One of my team members is retiring, and as we were talking about their tenure with the company, “We did a LOT!” they said. That got me looking back at the past 2 years, and I started listing some of the changes and accomplishments that happened, first while I was leading the engineering team as a whole, then as I shifted focus to lead DevOps and Information Security (and data engineering).
- Launched a new website on an aggressive, “impossible to do” timeline
- Rewrote user authentication framework
- Reengineered and stabilized flagship revenue application (2019 edition)
- Restructured cloud network to improve stability (2019 edition)
- Reengineered and stabilized flagship revenue application (2020 edition)
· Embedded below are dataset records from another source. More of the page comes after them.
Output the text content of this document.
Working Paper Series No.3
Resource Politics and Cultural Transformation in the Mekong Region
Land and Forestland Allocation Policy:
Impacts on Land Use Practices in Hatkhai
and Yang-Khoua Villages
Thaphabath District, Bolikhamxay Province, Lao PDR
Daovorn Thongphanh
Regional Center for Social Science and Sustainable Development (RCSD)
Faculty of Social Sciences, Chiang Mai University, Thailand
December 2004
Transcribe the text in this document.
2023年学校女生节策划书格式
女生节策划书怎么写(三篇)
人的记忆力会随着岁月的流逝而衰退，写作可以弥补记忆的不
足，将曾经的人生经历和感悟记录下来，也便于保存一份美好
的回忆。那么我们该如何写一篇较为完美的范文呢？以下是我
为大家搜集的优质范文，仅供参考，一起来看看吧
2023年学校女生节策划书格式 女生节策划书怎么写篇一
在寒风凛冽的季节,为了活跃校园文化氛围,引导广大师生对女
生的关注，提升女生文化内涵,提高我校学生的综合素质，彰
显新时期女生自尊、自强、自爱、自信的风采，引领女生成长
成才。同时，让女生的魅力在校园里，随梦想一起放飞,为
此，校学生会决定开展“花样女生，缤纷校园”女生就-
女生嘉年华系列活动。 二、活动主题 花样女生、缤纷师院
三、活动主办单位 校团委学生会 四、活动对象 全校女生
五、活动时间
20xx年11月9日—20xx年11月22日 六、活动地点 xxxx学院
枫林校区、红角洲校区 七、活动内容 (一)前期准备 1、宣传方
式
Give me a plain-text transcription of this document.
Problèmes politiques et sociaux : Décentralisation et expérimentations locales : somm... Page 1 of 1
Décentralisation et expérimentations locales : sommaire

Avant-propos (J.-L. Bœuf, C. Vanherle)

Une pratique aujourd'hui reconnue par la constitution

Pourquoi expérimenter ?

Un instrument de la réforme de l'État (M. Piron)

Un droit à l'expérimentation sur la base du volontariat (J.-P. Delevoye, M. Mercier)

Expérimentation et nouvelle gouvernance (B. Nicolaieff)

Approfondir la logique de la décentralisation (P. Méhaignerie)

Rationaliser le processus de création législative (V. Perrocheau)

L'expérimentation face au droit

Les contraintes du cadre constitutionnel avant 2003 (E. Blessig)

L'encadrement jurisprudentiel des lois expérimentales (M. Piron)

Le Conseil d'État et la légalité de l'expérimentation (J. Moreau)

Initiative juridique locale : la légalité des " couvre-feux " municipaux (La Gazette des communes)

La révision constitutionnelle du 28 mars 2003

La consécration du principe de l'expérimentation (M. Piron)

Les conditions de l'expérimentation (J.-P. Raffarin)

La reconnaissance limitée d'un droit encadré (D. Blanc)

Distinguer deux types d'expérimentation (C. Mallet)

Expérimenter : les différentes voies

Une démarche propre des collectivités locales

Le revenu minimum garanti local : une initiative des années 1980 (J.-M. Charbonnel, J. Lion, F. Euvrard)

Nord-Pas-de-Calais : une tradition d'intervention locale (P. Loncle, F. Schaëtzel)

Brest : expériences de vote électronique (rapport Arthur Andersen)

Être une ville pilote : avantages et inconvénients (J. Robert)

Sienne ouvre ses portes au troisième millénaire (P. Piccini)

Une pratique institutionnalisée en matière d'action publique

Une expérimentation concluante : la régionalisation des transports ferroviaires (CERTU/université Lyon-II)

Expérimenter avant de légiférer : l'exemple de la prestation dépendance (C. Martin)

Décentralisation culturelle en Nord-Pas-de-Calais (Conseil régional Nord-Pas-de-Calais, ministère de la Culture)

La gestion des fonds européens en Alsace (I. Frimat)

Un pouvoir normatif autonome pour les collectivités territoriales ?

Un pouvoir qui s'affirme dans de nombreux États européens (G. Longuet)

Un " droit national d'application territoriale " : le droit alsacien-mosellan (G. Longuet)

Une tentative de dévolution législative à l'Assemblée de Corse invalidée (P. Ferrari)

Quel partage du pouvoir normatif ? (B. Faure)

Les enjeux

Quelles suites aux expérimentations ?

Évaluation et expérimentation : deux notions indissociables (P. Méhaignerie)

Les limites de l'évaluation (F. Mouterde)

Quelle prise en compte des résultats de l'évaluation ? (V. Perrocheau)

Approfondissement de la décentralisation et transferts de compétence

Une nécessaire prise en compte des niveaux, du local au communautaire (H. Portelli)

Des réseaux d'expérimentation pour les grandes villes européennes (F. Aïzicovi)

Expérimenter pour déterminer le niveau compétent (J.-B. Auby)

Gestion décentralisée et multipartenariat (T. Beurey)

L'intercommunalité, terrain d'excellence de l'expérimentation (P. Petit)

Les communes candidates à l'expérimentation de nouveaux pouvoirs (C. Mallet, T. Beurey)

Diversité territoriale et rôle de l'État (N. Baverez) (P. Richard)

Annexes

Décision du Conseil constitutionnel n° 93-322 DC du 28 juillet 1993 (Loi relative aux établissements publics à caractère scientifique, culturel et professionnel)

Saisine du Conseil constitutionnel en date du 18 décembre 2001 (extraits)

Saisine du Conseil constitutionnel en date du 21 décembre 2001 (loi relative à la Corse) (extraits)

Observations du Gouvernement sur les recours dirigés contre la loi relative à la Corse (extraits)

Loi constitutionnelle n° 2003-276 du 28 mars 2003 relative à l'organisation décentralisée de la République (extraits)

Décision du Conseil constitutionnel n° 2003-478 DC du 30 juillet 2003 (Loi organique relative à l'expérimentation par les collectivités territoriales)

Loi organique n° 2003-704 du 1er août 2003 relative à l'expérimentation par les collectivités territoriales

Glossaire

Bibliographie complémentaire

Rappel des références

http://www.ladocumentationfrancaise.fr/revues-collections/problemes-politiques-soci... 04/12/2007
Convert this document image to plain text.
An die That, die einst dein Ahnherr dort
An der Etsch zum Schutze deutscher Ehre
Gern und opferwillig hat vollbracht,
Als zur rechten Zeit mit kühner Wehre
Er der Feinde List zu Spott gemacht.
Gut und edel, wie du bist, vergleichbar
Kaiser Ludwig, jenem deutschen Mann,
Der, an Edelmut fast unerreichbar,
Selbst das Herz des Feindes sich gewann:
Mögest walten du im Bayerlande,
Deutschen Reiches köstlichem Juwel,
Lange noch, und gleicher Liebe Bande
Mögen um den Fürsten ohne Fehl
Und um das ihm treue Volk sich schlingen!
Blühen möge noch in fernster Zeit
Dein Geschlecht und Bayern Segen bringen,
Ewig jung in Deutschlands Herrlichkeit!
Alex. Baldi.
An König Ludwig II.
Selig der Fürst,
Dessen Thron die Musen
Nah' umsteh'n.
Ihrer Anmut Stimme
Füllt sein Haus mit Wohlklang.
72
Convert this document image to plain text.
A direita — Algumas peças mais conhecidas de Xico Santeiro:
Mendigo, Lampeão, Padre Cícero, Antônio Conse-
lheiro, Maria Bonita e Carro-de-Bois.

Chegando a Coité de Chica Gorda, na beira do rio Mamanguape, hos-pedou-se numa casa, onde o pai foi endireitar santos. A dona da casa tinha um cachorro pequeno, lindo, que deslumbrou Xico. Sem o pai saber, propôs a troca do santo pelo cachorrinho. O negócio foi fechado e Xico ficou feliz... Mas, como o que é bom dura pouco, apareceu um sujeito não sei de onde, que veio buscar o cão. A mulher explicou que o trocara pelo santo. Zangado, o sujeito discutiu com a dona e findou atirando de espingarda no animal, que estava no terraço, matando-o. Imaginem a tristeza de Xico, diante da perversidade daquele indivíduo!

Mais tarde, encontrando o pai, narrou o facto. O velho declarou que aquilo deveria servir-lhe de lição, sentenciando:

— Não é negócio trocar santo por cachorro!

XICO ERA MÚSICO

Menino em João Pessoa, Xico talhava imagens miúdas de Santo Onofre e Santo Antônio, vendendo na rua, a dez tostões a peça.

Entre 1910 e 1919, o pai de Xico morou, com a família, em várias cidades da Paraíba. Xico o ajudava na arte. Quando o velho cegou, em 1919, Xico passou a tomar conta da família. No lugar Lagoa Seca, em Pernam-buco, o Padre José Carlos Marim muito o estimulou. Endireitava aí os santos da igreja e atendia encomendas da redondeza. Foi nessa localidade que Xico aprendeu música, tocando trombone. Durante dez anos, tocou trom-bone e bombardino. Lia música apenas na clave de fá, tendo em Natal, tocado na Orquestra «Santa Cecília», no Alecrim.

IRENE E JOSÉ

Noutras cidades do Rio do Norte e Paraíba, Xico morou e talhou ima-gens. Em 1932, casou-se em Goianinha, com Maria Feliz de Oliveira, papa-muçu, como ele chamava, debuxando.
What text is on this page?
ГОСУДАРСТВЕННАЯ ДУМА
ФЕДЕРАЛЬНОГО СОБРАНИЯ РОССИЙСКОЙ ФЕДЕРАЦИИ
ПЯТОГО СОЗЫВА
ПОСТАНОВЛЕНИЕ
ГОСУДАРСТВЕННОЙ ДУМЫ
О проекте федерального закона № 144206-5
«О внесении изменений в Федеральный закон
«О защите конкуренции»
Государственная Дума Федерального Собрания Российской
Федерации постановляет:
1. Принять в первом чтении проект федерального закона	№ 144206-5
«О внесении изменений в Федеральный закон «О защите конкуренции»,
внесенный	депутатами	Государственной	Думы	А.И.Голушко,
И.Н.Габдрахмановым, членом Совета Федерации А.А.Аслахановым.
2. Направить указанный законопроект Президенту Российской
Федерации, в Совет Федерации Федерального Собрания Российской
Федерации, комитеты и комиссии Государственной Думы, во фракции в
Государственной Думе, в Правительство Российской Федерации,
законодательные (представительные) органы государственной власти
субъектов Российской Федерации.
- Rearchitected tight coupling between cloud and on-prem systems to improve stability and reliability
- Grew in-house services dashboard to detect service interconnection issues
- Successfully upgraded to MongoDB v3.6
- Drove adoption of Eslint for better code quality
- Initiated annual town halls to establish mission and vision
- Initiated quarterly all-hands engineering meetings to acknowledge team efforts
- Improved code quality as measured by number of bugs logged
- Initiated a Tech Leads round table to share what is working not working, cross-pollinate ideas across projects
- Initiated Brown Bag lunches to increase knowledge and stimulate ideas to the benefit of the company
- Created application security engineer role
- Implemented static code analysis with Sonarqube to improve code security
- Initiated content security policy for website to improve security
- Upgraded all websites to TLS v1.2 to improve security
- Increased code testing coverage by double digits to over 50% in all projects and services
- Implemented client telemetry to detect user issues before calls come into help desk
- Consolidated workloads into one cloud, saving $10K/month
- Cut monthly AWS costs by double digits
- Separated AWS usage into multiple accounts by usage type, thereby increasing security
- Implemented multifactor authentication in AWS, MongoDB Atlas, and all other Saas platforms
- Reduced DNS footprint by about 40%, thereby reducing attack surface
- Cut all on-prem usage and migrated to be fully in AWS
- Stabilized in-house CICD tool so that builds fail far less frequently
- Successfully upgraded PHP from v5.6 to v7.3
- Successfully Updated to MongoDB v4.2
- Implemented Site-to-site VPN between AWS and on-prem
- Set up AWS Client VPN with OpenLDAP/SAML and Active Directory with MFA auth
- Migrated workloads from one Kubernetes clusters to another
- Upgraded Kubernetes versions
- Moved all our workloads from open subnets and publicly exposed EC2 instances to private subnets and non-public instances
- Separated cloud traffic into internal and external load balancers
- Set up internal Route53
- Created tool to quickly (within minutes) set up autonomous and fully equipped test environment with starter data
- Created 30 test environments so far (dev, qa, uat, stg) x 7 projects
- Moved Java-based application with clunky 1-hour deployment process to 5-minute Kubernetes deployment
- Moved EC2-attached NFS storage to serverless EFS for Kubernetes workloads
- Prepared static websites for serverless deployment using Amplify
- Set up Kubernetes observability tools
- Optimized MongoDB queries to remove spikes and smooth out CPU usage
- Set up secure FTP server with FUSE-based mount to S3 as storage
- Aggregate selected syslogs to centralized log server
- Reduced non-essential log entries by 90% (millions to thousands) to make errors easier to find
- Configured Systems Manger to manage EC2 fleet
- Set up AWS DataSync to move data between S3 and EFS
- Created AWS Lambda functions to automate DevOps tasks
- Configured Kubernetes ephemeral storage on EFS volumes to prevent disk pressure issues
That’s a good place to stop. All this could not have been accomplished without the dedicated team of engineers, PMs and QA teams, so it’s very much a collective effort.
I am looking forward to what’s coming up, such as more gitops, DevSecOps, infra as code, dynamic analysis (DAST), to name just a few.